We need to give ourselves a moment, not to live love laugh, not to pat ourselves on the back, but to feel the enormity of what’s just happened so that we have the strength to do it again. There may not be a finish line, but there are mile markers all along the way, and as we pass them, they should be celebrated. We will need the memory of how good this victory feels, to motivate us to the next one, and the next, and the next.
As contagious as trauma can be, and as lingering, so can joy. “Joy is all about our connection to others,” according to Harvard Medical School Professor George Vaillant. “It’s a subconscious, almost visceral feeling that appears to stem from the brain’s limbic system, which is believed to control emotions, including pleasure. Unlike happiness, joy involves little cognitive awareness—you just feel good without thinking about it—but it’s more enduring.”

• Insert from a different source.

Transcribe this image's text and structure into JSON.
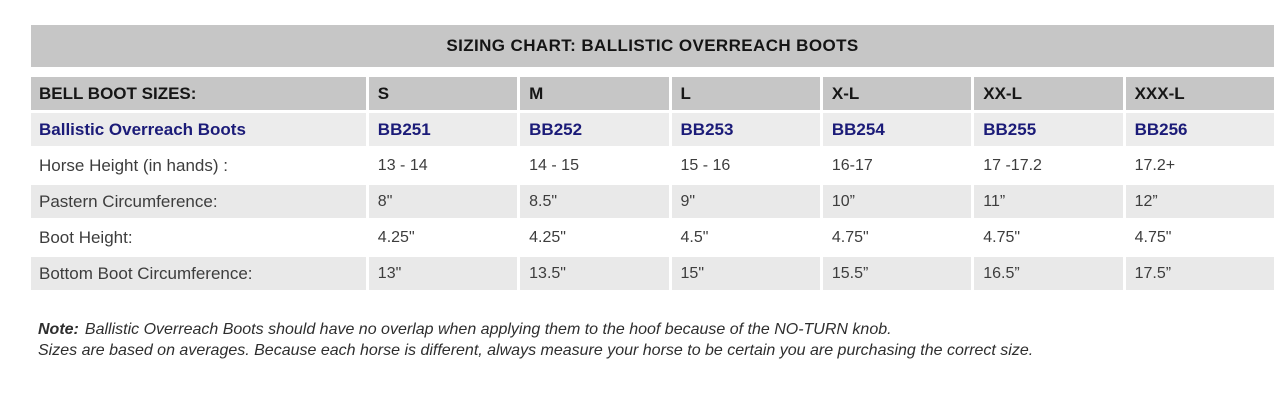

My grandmother was born in 1918, the year of the last great pandemic. She survived the Great Depression as one of 11 children, so poor a potato was a treat. For the rest of her life she washed and folded tinfoil to use it twice and mended socks until they were more mend than knit. Her root cellar could have withstood a siege of a thousand years. There was no part of her present that did not tremble with aftershocks of that past.
But my most cherished memories are of her generous table. Her backyard apple trees and garden, patio swing and poker games. And her laughter, always, always, her laughter.
In the early days after the 2016 election a colleague said, as we planned a project that turned into a party, “Joy has to be part of our practice.” Maybe today we practice celebrating. Maybe we do it over and over again, until it feels normal again. Until sorrow and rage are the aberrations, and our dancing fuels the fire of our determination instead of distracting from it.
And maybe everyone worried about the future will see that we go into it bravely, with laughter and love, or not at all.